Calculate The Double Integral Y 2 Y 1

Double integrals are used to calculate quantities that depend on two variables, such as area, volume, mass, and probability. This guide explains how to set up and evaluate double integrals with limits y2 and y1.

What is a Double Integral?

A double integral extends the concept of a single integral to two dimensions. It calculates the volume under a surface defined by a function of two variables, bounded by curves in the xy-plane.

The general form of a double integral is:

∫∫_R f(x,y) dA = ∫_a^b [∫_y1(x)^y2(x) f(x,y) dy] dx

Where:

f(x,y) is the integrand function
R is the region of integration
y1(x) and y2(x) are the lower and upper bounds for y
a and b are the lower and upper bounds for x

How to Calculate a Double Integral

Step 1: Set Up the Integral

First, determine the region of integration R and express the bounds for y in terms of x. Then set up the iterated integral:

∫_a^b ∫_y1(x)^y2(x) f(x,y) dy dx

Step 2: Integrate with Respect to y

Evaluate the inner integral with respect to y, treating x as a constant. The result will be a function of x only.

Step 3: Integrate with Respect to x

Evaluate the outer integral with respect to x using the result from Step 2.

Step 4: Interpret the Result

The final result represents the volume under the surface f(x,y) over the region R.

Note: The order of integration can sometimes be reversed if the region R is described differently. Always verify the region's description before setting up the integral.

Example Calculation

Let's calculate the double integral of f(x,y) = x² + y² over the region bounded by y = x, y = √x, x = 1, and x = 4.
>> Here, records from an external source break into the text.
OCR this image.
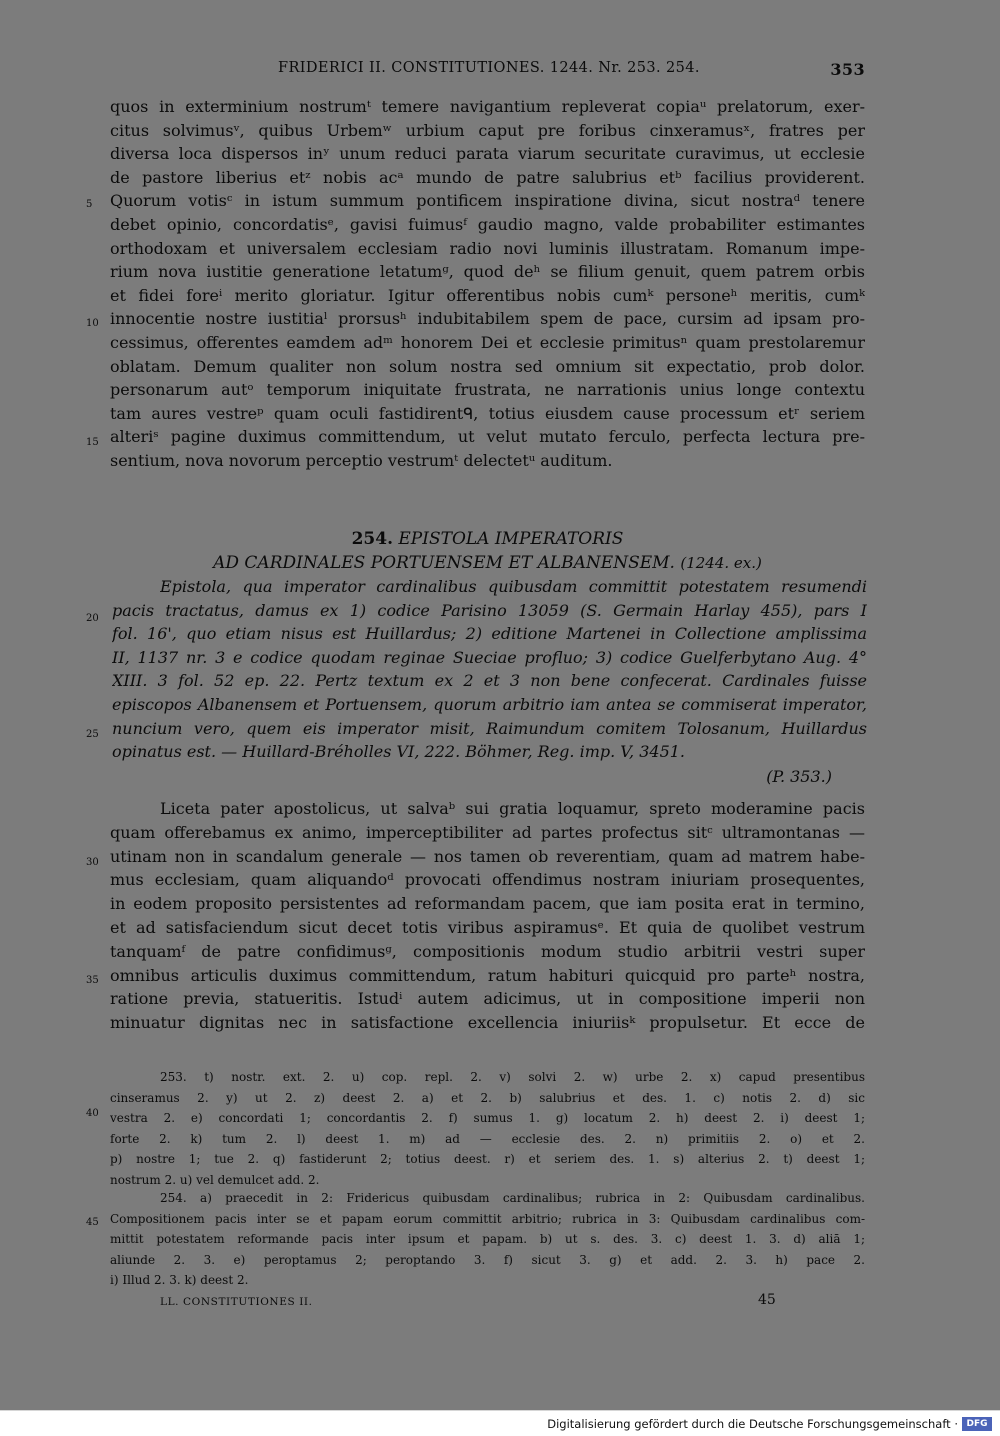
FRIDERICI II. CONSTITUTIONES. 1244. Nr. 253. 254.	353
5
10
15
20
25
30
35
40
45
quos in exterminium nostrumᵗ temere navigantium repleverat copiaᵘ prelatorum, exer-
citus solvimusᵛ, quibus Urbemʷ urbium caput pre foribus cinxeramusˣ, fratres per
diversa loca dispersos inʸ unum reduci parata viarum securitate curavimus, ut ecclesie
de pastore liberius etᶻ nobis acᵃ mundo de patre salubrius etᵇ facilius providerent.
Quorum votisᶜ in istum summum pontificem inspiratione divina, sicut nostraᵈ tenere
debet opinio, concordatisᵉ, gavisi fuimusᶠ gaudio magno, valde probabiliter estimantes
orthodoxam et universalem ecclesiam radio novi luminis illustratam. Romanum impe-
rium nova iustitie generatione letatumᵍ, quod deʰ se filium genuit, quem patrem orbis
et fidei foreⁱ merito gloriatur. Igitur offerentibus nobis cumᵏ personeʰ meritis, cumᵏ
innocentie nostre iustitiaˡ prorsusʰ indubitabilem spem de pace, cursim ad ipsam pro-
cessimus, offerentes eamdem adᵐ honorem Dei et ecclesie primitusⁿ quam prestolaremur
oblatam. Demum qualiter non solum nostra sed omnium sit expectatio, prob dolor.
personarum autᵒ temporum iniquitate frustrata, ne narrationis unius longe contextu
tam aures vestreᵖ quam oculi fastidirentᑫ, totius eiusdem cause processum etʳ seriem
alteriˢ pagine duximus committendum, ut velut mutato ferculo, perfecta lectura pre-
sentium, nova novorum perceptio vestrumᵗ delectetᵘ auditum.
254. EPISTOLA IMPERATORIS
AD CARDINALES PORTUENSEM ET ALBANENSEM. (1244. ex.)
Epistola, qua imperator cardinalibus quibusdam committit potestatem resumendi
pacis tractatus, damus ex 1) codice Parisino 13059 (S. Germain Harlay 455), pars I
fol. 16', quo etiam nisus est Huillardus; 2) editione Martenei in Collectione amplissima
II, 1137 nr. 3 e codice quodam reginae Sueciae profluo; 3) codice Guelferbytano Aug. 4°
XIII. 3 fol. 52 ep. 22. Pertz textum ex 2 et 3 non bene confecerat. Cardinales fuisse
episcopos Albanensem et Portuensem, quorum arbitrio iam antea se commiserat imperator,
nuncium vero, quem eis imperator misit, Raimundum comitem Tolosanum, Huillardus
opinatus est. — Huillard-Bréholles VI, 222. Böhmer, Reg. imp. V, 3451.
(P. 353.)
Liceta pater apostolicus, ut salvaᵇ sui gratia loquamur, spreto moderamine pacis
quam offerebamus ex animo, imperceptibiliter ad partes profectus sitᶜ ultramontanas —
utinam non in scandalum generale — nos tamen ob reverentiam, quam ad matrem habe-
mus ecclesiam, quam aliquandoᵈ provocati offendimus nostram iniuriam prosequentes,
in eodem proposito persistentes ad reformandam pacem, que iam posita erat in termino,
et ad satisfaciendum sicut decet totis viribus aspiramusᵉ. Et quia de quolibet vestrum
tanquamᶠ de patre confidimusᵍ, compositionis modum studio arbitrii vestri super
omnibus articulis duximus committendum, ratum habituri quicquid pro parteʰ nostra,
ratione previa, statueritis. Istudⁱ autem adicimus, ut in compositione imperii non
minuatur dignitas nec in satisfactione excellencia iniuriisᵏ propulsetur. Et ecce de
253. t) nostr. ext. 2. u) cop. repl. 2. v) solvi 2. w) urbe 2. x) capud presentibus
cinseramus 2. y) ut 2. z) deest 2. a) et 2. b) salubrius et des. 1. c) notis 2. d) sic
vestra 2. e) concordati 1; concordantis 2. f) sumus 1. g) locatum 2. h) deest 2. i) deest 1;
forte 2. k) tum 2. l) deest 1. m) ad — ecclesie des. 2. n) primitiis 2. o) et 2.
p) nostre 1; tue 2. q) fastiderunt 2; totius deest. r) et seriem des. 1. s) alterius 2. t) deest 1;
nostrum 2. u) vel demulcet add. 2.
254. a) praecedit in 2: Fridericus quibusdam cardinalibus; rubrica in 2: Quibusdam cardinalibus.
Compositionem pacis inter se et papam eorum committit arbitrio; rubrica in 3: Quibusdam cardinalibus com-
mittit potestatem reformande pacis inter ipsum et papam. b) ut s. des. 3. c) deest 1. 3. d) aliā 1;
aliunde 2. 3. e) peroptamus 2; peroptando 3. f) sicut 3. g) et add. 2. 3. h) pace 2.
i) Illud 2. 3. k) deest 2.
LL. CONSTITUTIONES II.	45
Digitalisierung gefördert durch die Deutsche Forschungsgemeinschaft · DFG
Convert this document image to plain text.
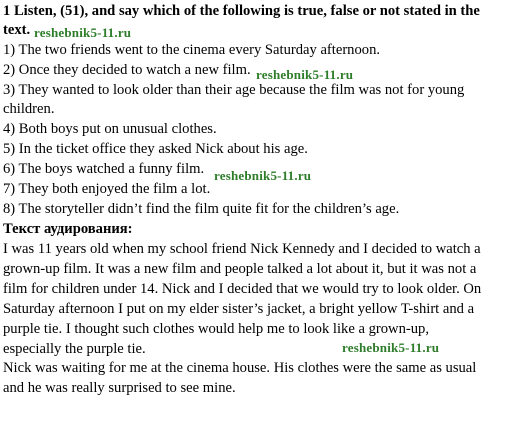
1 Listen, (51), and say which of the following is true, false or not stated in the
text.
1) The two friends went to the cinema every Saturday afternoon.
2) Once they decided to watch a new film.
3) They wanted to look older than their age because the film was not for young
children.
4) Both boys put on unusual clothes.
5) In the ticket office they asked Nick about his age.
6) The boys watched a funny film.
7) They both enjoyed the film a lot.
8) The storyteller didn’t find the film quite fit for the children’s age.
Текст аудирования:
I was 11 years old when my school friend Nick Kennedy and I decided to watch a
grown-up film. It was a new film and people talked a lot about it, but it was not a
film for children under 14. Nick and I decided that we would try to look older. On
Saturday afternoon I put on my elder sister’s jacket, a bright yellow T-shirt and a
purple tie. I thought such clothes would help me to look like a grown-up,
especially the purple tie.
Nick was waiting for me at the cinema house. His clothes were the same as usual
and he was really surprised to see mine.
reshebnik5-11.ru
reshebnik5-11.ru
reshebnik5-11.ru
reshebnik5-11.ru
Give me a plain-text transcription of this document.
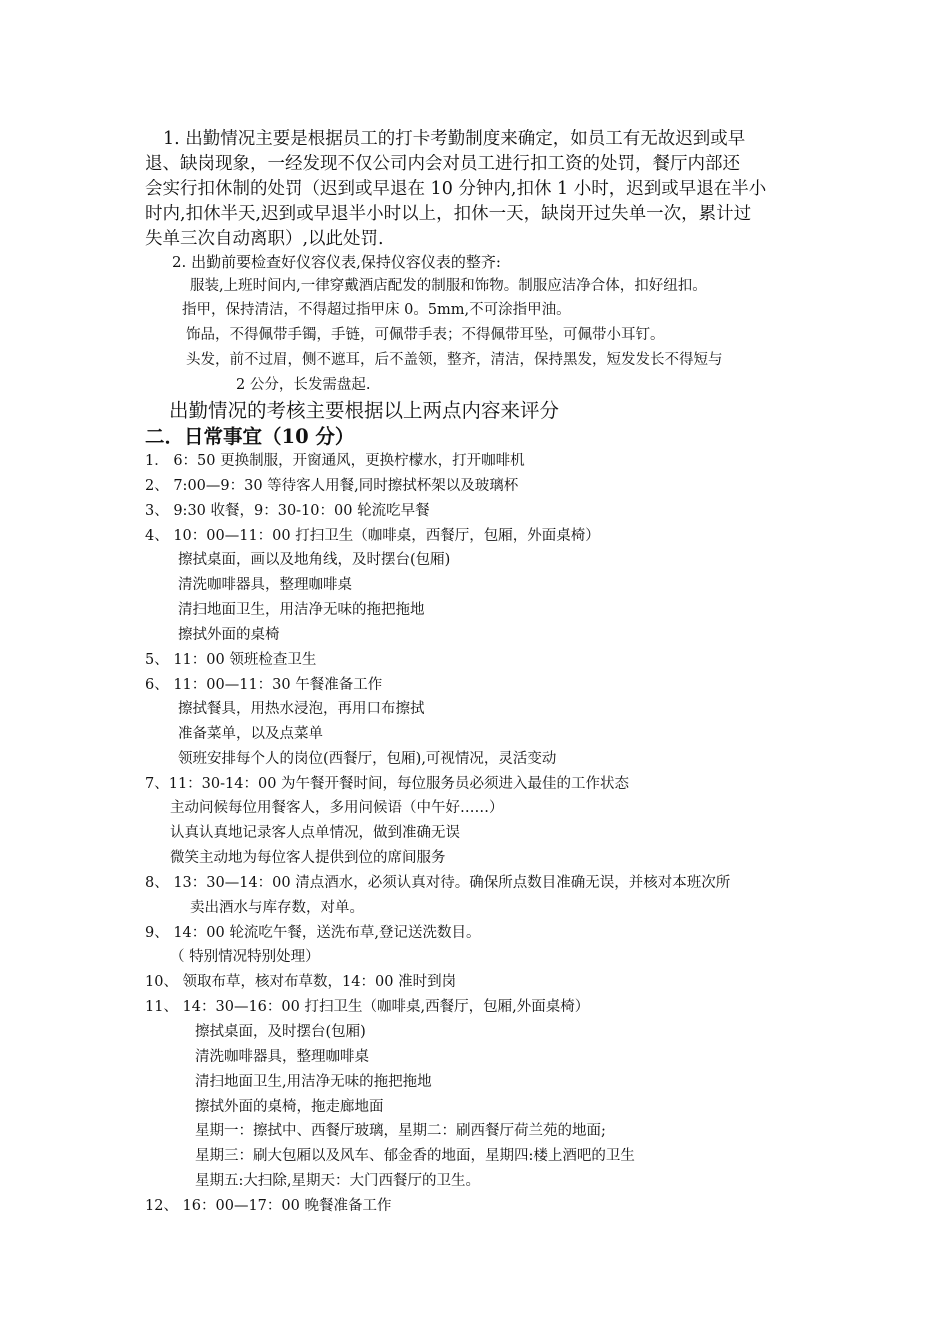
1. 出勤情况主要是根据员工的打卡考勤制度来确定，如员工有无故迟到或早
退、缺岗现象，一经发现不仅公司内会对员工进行扣工资的处罚，餐厅内部还
会实行扣休制的处罚（迟到或早退在 10 分钟内,扣休 1 小时，迟到或早退在半小
时内,扣休半天,迟到或早退半小时以上，扣休一天，缺岗开过失单一次，累计过
失单三次自动离职）,以此处罚.
2. 出勤前要检查好仪容仪表,保持仪容仪表的整齐:
服装,上班时间内,一律穿戴酒店配发的制服和饰物。制服应洁净合体，扣好纽扣。
指甲，保持清洁，不得超过指甲床 0。5mm,不可涂指甲油。
饰品，不得佩带手镯，手链，可佩带手表；不得佩带耳坠，可佩带小耳钉。
头发，前不过眉，侧不遮耳，后不盖领，整齐，清洁，保持黑发，短发发长不得短与
2 公分，长发需盘起.
出勤情况的考核主要根据以上两点内容来评分
二．日常事宜（10 分）
1． 6：50 更换制服，开窗通风，更换柠檬水，打开咖啡机
2、 7:00—9：30 等待客人用餐,同时擦拭杯架以及玻璃杯
3、 9:30 收餐，9：30-10：00 轮流吃早餐
4、 10：00—11：00 打扫卫生（咖啡桌，西餐厅，包厢，外面桌椅）
擦拭桌面，画以及地角线，及时摆台(包厢)
清洗咖啡器具，整理咖啡桌
清扫地面卫生，用洁净无味的拖把拖地
擦拭外面的桌椅
5、 11：00 领班检查卫生
6、 11：00—11：30 午餐准备工作
擦拭餐具，用热水浸泡，再用口布擦拭
准备菜单，以及点菜单
领班安排每个人的岗位(西餐厅，包厢),可视情况，灵活变动
7、11：30-14：00 为午餐开餐时间，每位服务员必须进入最佳的工作状态
主动问候每位用餐客人，多用问候语（中午好……）
认真认真地记录客人点单情况，做到准确无误
微笑主动地为每位客人提供到位的席间服务
8、 13：30—14：00 清点酒水，必须认真对待。确保所点数目准确无误，并核对本班次所
卖出酒水与库存数，对单。
9、 14：00 轮流吃午餐，送洗布草,登记送洗数目。
（ 特别情况特别处理）
10、 领取布草，核对布草数，14：00 准时到岗
11、 14：30—16：00 打扫卫生（咖啡桌,西餐厅，包厢,外面桌椅）
擦拭桌面，及时摆台(包厢)
清洗咖啡器具，整理咖啡桌
清扫地面卫生,用洁净无味的拖把拖地
擦拭外面的桌椅，拖走廊地面
星期一：擦拭中、西餐厅玻璃，星期二：刷西餐厅荷兰苑的地面;
星期三：刷大包厢以及风车、郁金香的地面，星期四:楼上酒吧的卫生
星期五:大扫除,星期天：大门西餐厅的卫生。
12、 16：00—17：00 晚餐准备工作
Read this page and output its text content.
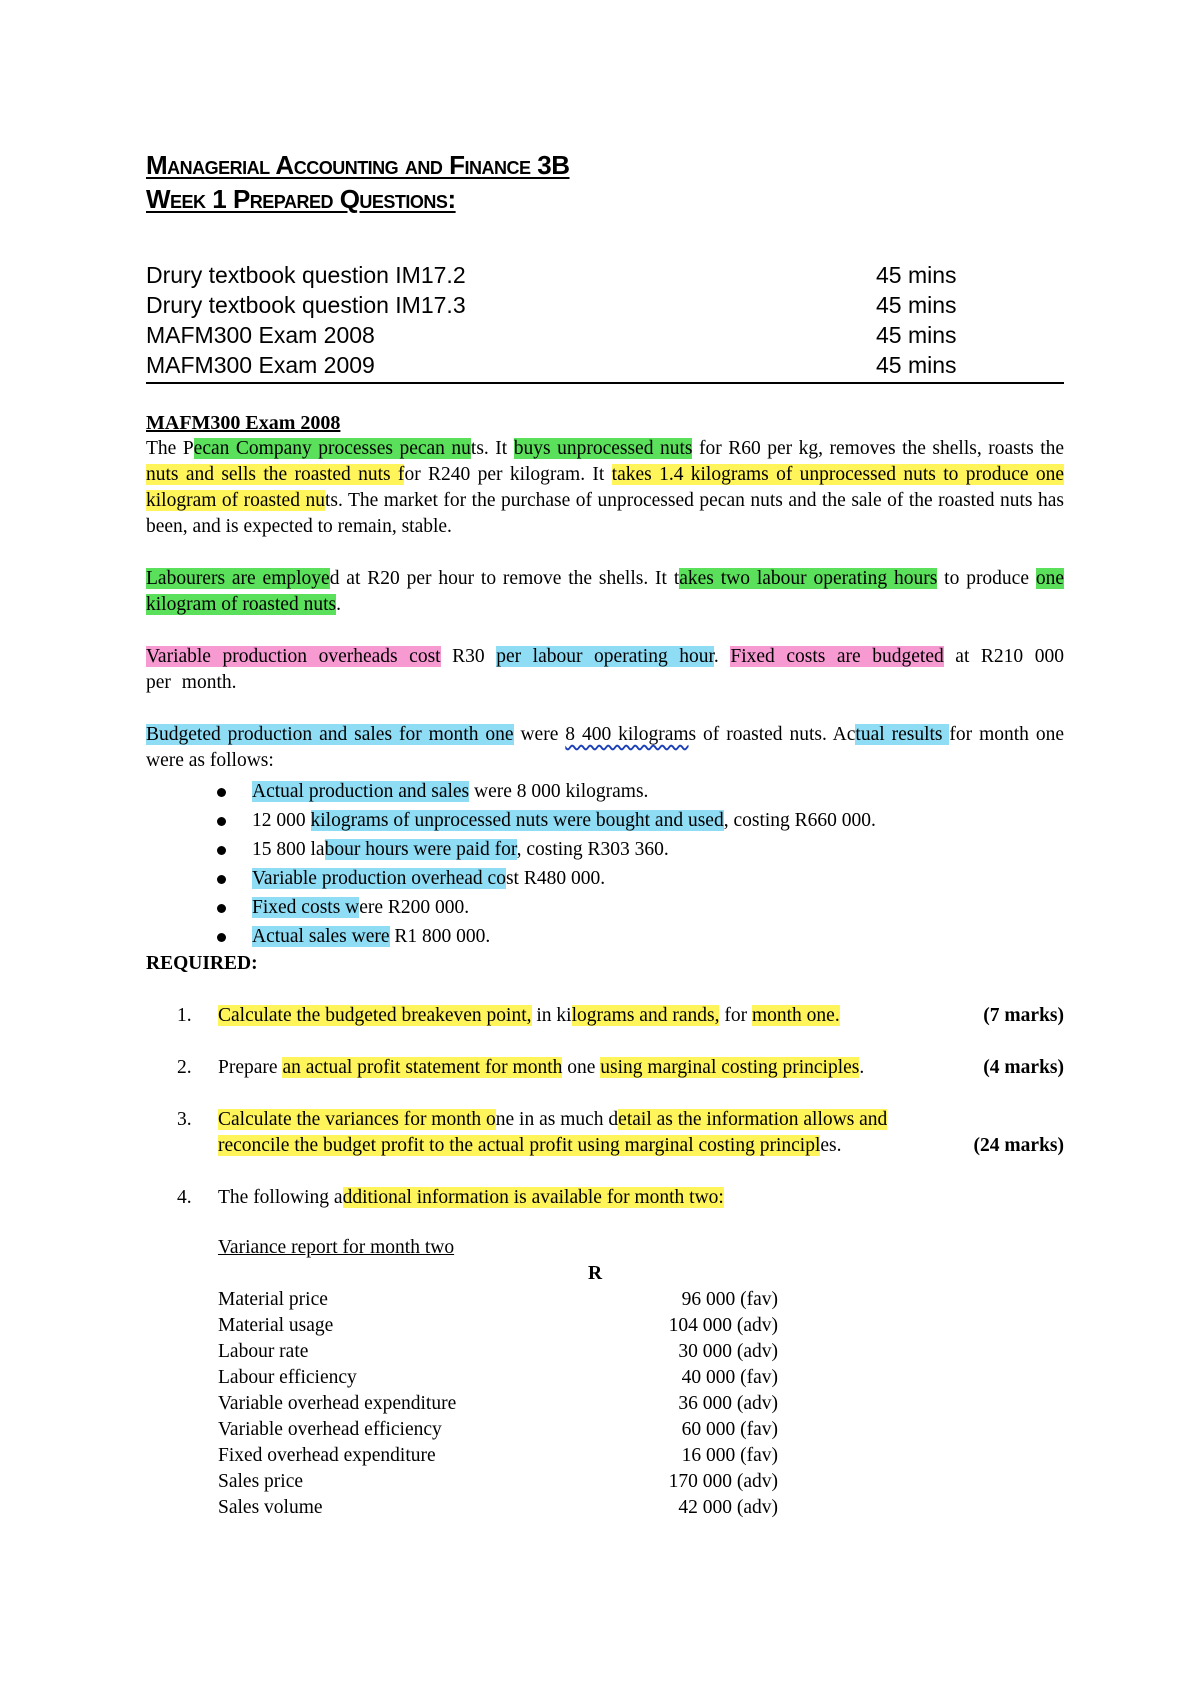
Managerial Accounting and Finance 3B
Week 1 Prepared Questions:
Drury textbook question IM17.2	45 mins
Drury textbook question IM17.3	45 mins
MAFM300 Exam 2008	45 mins
MAFM300 Exam 2009	45 mins

MAFM300 Exam 2008

The Pecan Company processes pecan nuts. It buys unprocessed nuts for R60 per kg, removes the shells, roasts the nuts and sells the roasted nuts for R240 per kilogram. It takes 1.4 kilograms of unprocessed nuts to produce one kilogram of roasted nuts. The market for the purchase of unprocessed pecan nuts and the sale of the roasted nuts has been, and is expected to remain, stable.

Labourers are employed at R20 per hour to remove the shells. It takes two labour operating hours to produce one kilogram of roasted nuts.

Variable production overheads cost R30 per labour operating hour. Fixed costs are budgeted at R210 000 per month.

Budgeted production and sales for month one were 8 400 kilograms of roasted nuts. Actual results for month one were as follows:

Actual production and sales were 8 000 kilograms.
12 000 kilograms of unprocessed nuts were bought and used, costing R660 000.
15 800 labour hours were paid for, costing R303 360.
Variable production overhead cost R480 000.
Fixed costs were R200 000.
Actual sales were R1 800 000.

REQUIRED:

1. Calculate the budgeted breakeven point, in kilograms and rands, for month one.	(7 marks)
2. Prepare an actual profit statement for month one using marginal costing principles.	(4 marks)
3. Calculate the variances for month one in as much detail as the information allows and reconcile the budget profit to the actual profit using marginal costing principles.	(24 marks)
4. The following additional information is available for month two:
Variance report for month two
R
Material price	96 000 (fav)
Material usage	104 000 (adv)
Labour rate	30 000 (adv)
Labour efficiency	40 000 (fav)
Variable overhead expenditure	36 000 (adv)
Variable overhead efficiency	60 000 (fav)
Fixed overhead expenditure	16 000 (fav)
Sales price	170 000 (adv)
Sales volume	42 000 (adv)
Step 1: Set Up the Integral

∫₁⁴ ∫_x^√x (x² + y²) dy dx

Step 2: Integrate with Respect to y

∫_x^√x (x² + y²) dy = [x²y + (y³)/3]_x^√x = x³ + (x³)/3 - (x³)/3 = x³

Step 3: Integrate with Respect to x

∫₁⁴ x³ dx = [x⁴/4]₁⁴ = (4⁴)/4 - (1⁴)/4 = 256/4 - 1/4 = 64 - 0.25 = 63.75

Final Result

The value of the double integral is 63.75.

Common Applications

Double integrals are used in various fields including:

Calculating areas and volumes in physics and engineering
Determining mass and density distributions in physics
Computing probabilities in statistics
Analyzing heat flow and fluid dynamics in engineering

Application	Description
Physics	Calculating work done by variable forces or potential energy
Engineering	Determining centroids, moments of inertia, and stress distributions
Statistics	Computing joint probability distributions

FAQ

What is the difference between single and double integrals?

A single integral calculates quantities that depend on one variable (like area under a curve), while a double integral calculates quantities that depend on two variables (like volume under a surface).

When should I use a double integral instead of a single integral?

Use a double integral when you need to calculate a quantity that depends on two variables, such as volume, mass, or probability over a two-dimensional region.

How do I determine the order of integration?

The order of integration depends on how the region of integration is described. You can often reverse the order if the region is described differently, but you must adjust the bounds accordingly.

What if my function is not continuous over the region?

If the function is not continuous, you may need to split the region into subregions where the function is continuous and evaluate the integral separately for each subregion.